Tenggelamnya pulau-pulau di Jakarta bukan semata-mata disebabkan karena krisis iklim namun juga aktivitas jahat manusia yang serakah dalam memanfaatkan alam. Contohnya saja penambangan pasir pantai untuk kebutuhan reklamasi baik di Jakarta maupun luar negeri yang semakin memperburuk kondisi ekosistem pesisir pulau.
Ancaman nyata dari krisis iklim dan tindakan eksploitasi pesisir seharusnya menjadi musuh utama pemerintah Jakarta dalam upaya memajukan provinsi Jakarta. Wilayah pesisir Jakarta memiliki potensi yang sangat besar jika dapat dikelola dengan baik, kawasan pulau seribu adalah surga yang dianugerahkan Tuhan bagi Jakarta, pemandangan gugusan pulau seribu dengan kekayaan lautnya menjadi daya tarik bagi para pelancong domestik maupun luar negeri.
Selain sektor pariwisata wilayah pesisir Jakarta juga memiliki potensi ekonomi perikanan yang dapat menghidupi jutaan masyarakat pesisir Jakarta. Namun potensi-potensi tersebut bisa menjadi sebuah mimpi dan angan-anagan belaka jika masalah krisis iklim dan lingkungan pesisir tidak ditangani dengan baik.

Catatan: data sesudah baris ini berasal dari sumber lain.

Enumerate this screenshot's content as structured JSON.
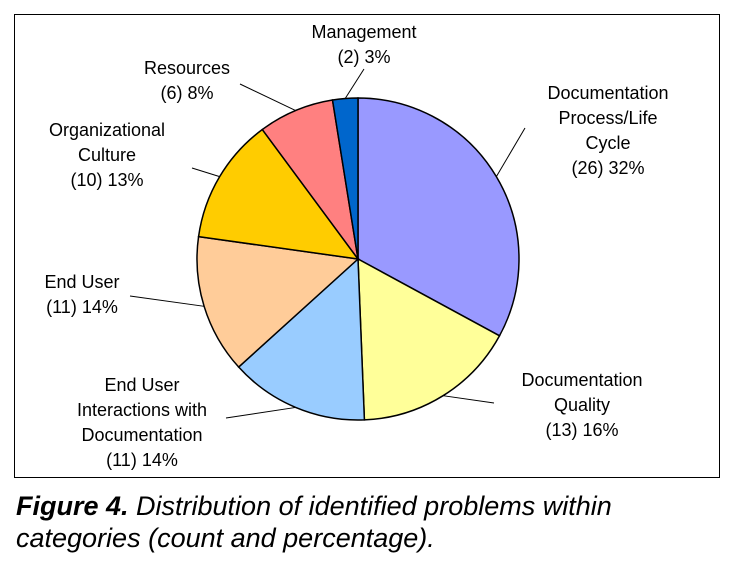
{
  "caption": {
    "figure_label": "Figure 4.",
    "text": " Distribution of identified problems within categories (count and percentage)."
  },
  "chart_data": {
    "type": "pie",
    "title": "",
    "slices": [
      {
        "label": [
          "Documentation",
          "Process/Life",
          "Cycle",
          "(26) 32%"
        ],
        "value": 26,
        "percent": 32,
        "color": "#9999ff"
      },
      {
        "label": [
          "Documentation",
          "Quality",
          "(13) 16%"
        ],
        "value": 13,
        "percent": 16,
        "color": "#ffff99"
      },
      {
        "label": [
          "End User",
          "Interactions with",
          "Documentation",
          "(11) 14%"
        ],
        "value": 11,
        "percent": 14,
        "color": "#99ccff"
      },
      {
        "label": [
          "End User",
          "(11) 14%"
        ],
        "value": 11,
        "percent": 14,
        "color": "#ffcc99"
      },
      {
        "label": [
          "Organizational",
          "Culture",
          "(10) 13%"
        ],
        "value": 10,
        "percent": 13,
        "color": "#ffcc00"
      },
      {
        "label": [
          "Resources",
          "(6) 8%"
        ],
        "value": 6,
        "percent": 8,
        "color": "#ff8080"
      },
      {
        "label": [
          "Management",
          "(2) 3%"
        ],
        "value": 2,
        "percent": 3,
        "color": "#0066cc"
      }
    ],
    "legend": "none"
  }
}
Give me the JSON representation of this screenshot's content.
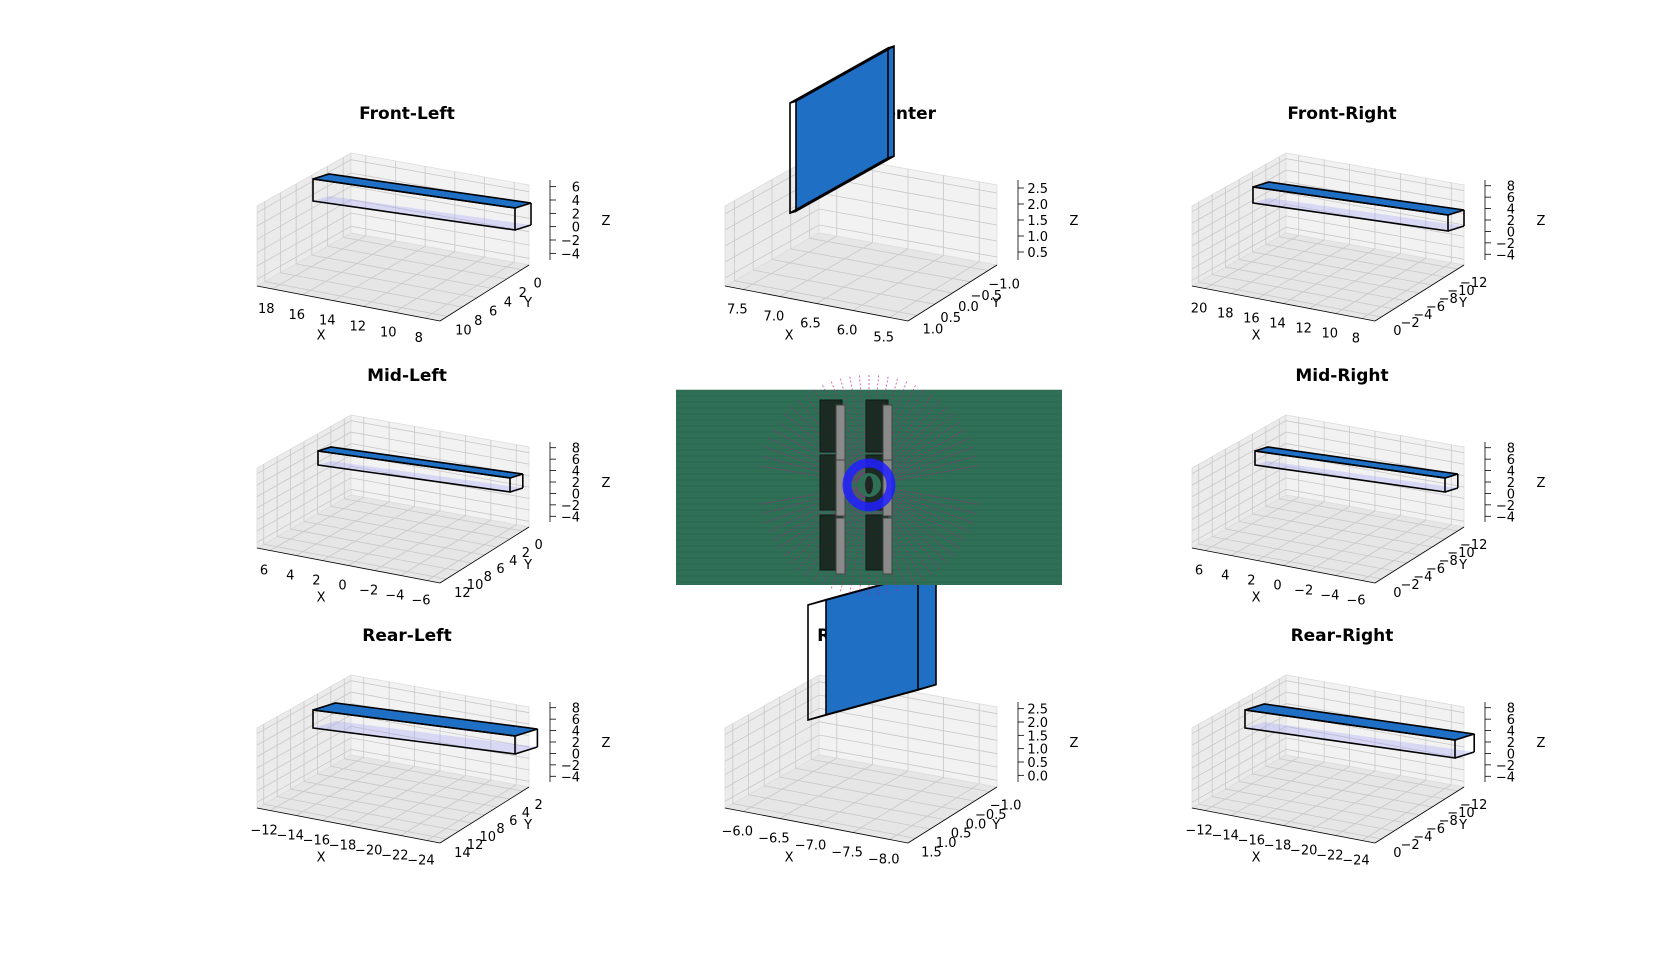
{
  "figure": {
    "center_image": {
      "background": "#2e6f55"
    },
    "colors": {
      "point_fill": "#1f6fc5",
      "box_edge": "#000000",
      "box_face": "#9696ff"
    }
  },
  "chart_data": [
    {
      "type": "scatter",
      "subtype": "3d",
      "title": "Front-Left",
      "xlabel": "X",
      "ylabel": "Y",
      "zlabel": "Z",
      "x_ticks": [
        "18",
        "16",
        "14",
        "12",
        "10",
        "8"
      ],
      "y_ticks": [
        "10",
        "8",
        "6",
        "4",
        "2",
        "0"
      ],
      "z_ticks": [
        "6",
        "4",
        "2",
        "0",
        "−2",
        "−4"
      ],
      "xlim": [
        19,
        7
      ],
      "ylim": [
        11,
        -1
      ],
      "zlim": [
        -5,
        7
      ],
      "grid": true
    },
    {
      "type": "scatter",
      "subtype": "3d",
      "title": "Front-Center",
      "xlabel": "X",
      "ylabel": "Y",
      "zlabel": "Z",
      "x_ticks": [
        "7.5",
        "7.0",
        "6.5",
        "6.0",
        "5.5"
      ],
      "y_ticks": [
        "1.0",
        "0.5",
        "0.0",
        "−0.5",
        "−1.0"
      ],
      "z_ticks": [
        "2.5",
        "2.0",
        "1.5",
        "1.0",
        "0.5"
      ],
      "xlim": [
        7.7,
        5.3
      ],
      "ylim": [
        1.2,
        -1.2
      ],
      "zlim": [
        0.2,
        2.6
      ],
      "grid": true
    },
    {
      "type": "scatter",
      "subtype": "3d",
      "title": "Front-Right",
      "xlabel": "X",
      "ylabel": "Y",
      "zlabel": "Z",
      "x_ticks": [
        "20",
        "18",
        "16",
        "14",
        "12",
        "10",
        "8"
      ],
      "y_ticks": [
        "0",
        "−2",
        "−4",
        "−6",
        "−8",
        "−10",
        "−12"
      ],
      "z_ticks": [
        "8",
        "6",
        "4",
        "2",
        "0",
        "−2",
        "−4"
      ],
      "xlim": [
        21,
        7
      ],
      "ylim": [
        1,
        -13
      ],
      "zlim": [
        -5,
        9
      ],
      "grid": true
    },
    {
      "type": "scatter",
      "subtype": "3d",
      "title": "Mid-Left",
      "xlabel": "X",
      "ylabel": "Y",
      "zlabel": "Z",
      "x_ticks": [
        "6",
        "4",
        "2",
        "0",
        "−2",
        "−4",
        "−6"
      ],
      "y_ticks": [
        "12",
        "10",
        "8",
        "6",
        "4",
        "2",
        "0"
      ],
      "z_ticks": [
        "8",
        "6",
        "4",
        "2",
        "0",
        "−2",
        "−4"
      ],
      "xlim": [
        7,
        -7
      ],
      "ylim": [
        13,
        -1
      ],
      "zlim": [
        -5,
        9
      ],
      "grid": true
    },
    {
      "type": "scatter",
      "subtype": "3d",
      "title": "Mid-Right",
      "xlabel": "X",
      "ylabel": "Y",
      "zlabel": "Z",
      "x_ticks": [
        "6",
        "4",
        "2",
        "0",
        "−2",
        "−4",
        "−6"
      ],
      "y_ticks": [
        "0",
        "−2",
        "−4",
        "−6",
        "−8",
        "−10",
        "−12"
      ],
      "z_ticks": [
        "8",
        "6",
        "4",
        "2",
        "0",
        "−2",
        "−4"
      ],
      "xlim": [
        7,
        -7
      ],
      "ylim": [
        1,
        -13
      ],
      "zlim": [
        -5,
        9
      ],
      "grid": true
    },
    {
      "type": "scatter",
      "subtype": "3d",
      "title": "Rear-Left",
      "xlabel": "X",
      "ylabel": "Y",
      "zlabel": "Z",
      "x_ticks": [
        "−12",
        "−14",
        "−16",
        "−18",
        "−20",
        "−22",
        "−24"
      ],
      "y_ticks": [
        "14",
        "12",
        "10",
        "8",
        "6",
        "4",
        "2"
      ],
      "z_ticks": [
        "8",
        "6",
        "4",
        "2",
        "0",
        "−2",
        "−4"
      ],
      "xlim": [
        -11,
        -25
      ],
      "ylim": [
        15,
        1
      ],
      "zlim": [
        -5,
        9
      ],
      "grid": true
    },
    {
      "type": "scatter",
      "subtype": "3d",
      "title": "Rear-Center",
      "xlabel": "X",
      "ylabel": "Y",
      "zlabel": "Z",
      "x_ticks": [
        "−6.0",
        "−6.5",
        "−7.0",
        "−7.5",
        "−8.0"
      ],
      "y_ticks": [
        "1.5",
        "1.0",
        "0.5",
        "0.0",
        "−0.5",
        "−1.0"
      ],
      "z_ticks": [
        "2.5",
        "2.0",
        "1.5",
        "1.0",
        "0.5",
        "0.0"
      ],
      "xlim": [
        -5.8,
        -8.2
      ],
      "ylim": [
        1.7,
        -1.2
      ],
      "zlim": [
        -0.2,
        2.7
      ],
      "grid": true
    },
    {
      "type": "scatter",
      "subtype": "3d",
      "title": "Rear-Right",
      "xlabel": "X",
      "ylabel": "Y",
      "zlabel": "Z",
      "x_ticks": [
        "−12",
        "−14",
        "−16",
        "−18",
        "−20",
        "−22",
        "−24"
      ],
      "y_ticks": [
        "0",
        "−2",
        "−4",
        "−6",
        "−8",
        "−10",
        "−12"
      ],
      "z_ticks": [
        "8",
        "6",
        "4",
        "2",
        "0",
        "−2",
        "−4"
      ],
      "xlim": [
        -11,
        -25
      ],
      "ylim": [
        1,
        -13
      ],
      "zlim": [
        -5,
        9
      ],
      "grid": true
    }
  ]
}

Menurut beberapa pengakuan warga yang saya temui di Pulau Pari,Kepulaluan Seribu, mereka saat ini semakin sulit untuk mencari ikan di wilayah laut kepuluan seribu, hasil tangkapan ikan yang mereka dapat tidak semaksimal dulu, para nelayan Pulau Pari mengaku bahwa mereka harus berlayar jauh hingga ke tengah lautan untuk mendapatkan ikan.Tak hanya tangkapan ikan, usaha budidaya ikan kerapu warga Pulau Pari juga terkena dampak dari krisis iklim yang berlangsung,ikan kerapu yang dibudidayakan tidak bisa dipelihara lagi akibat kenaikan suhu air laut.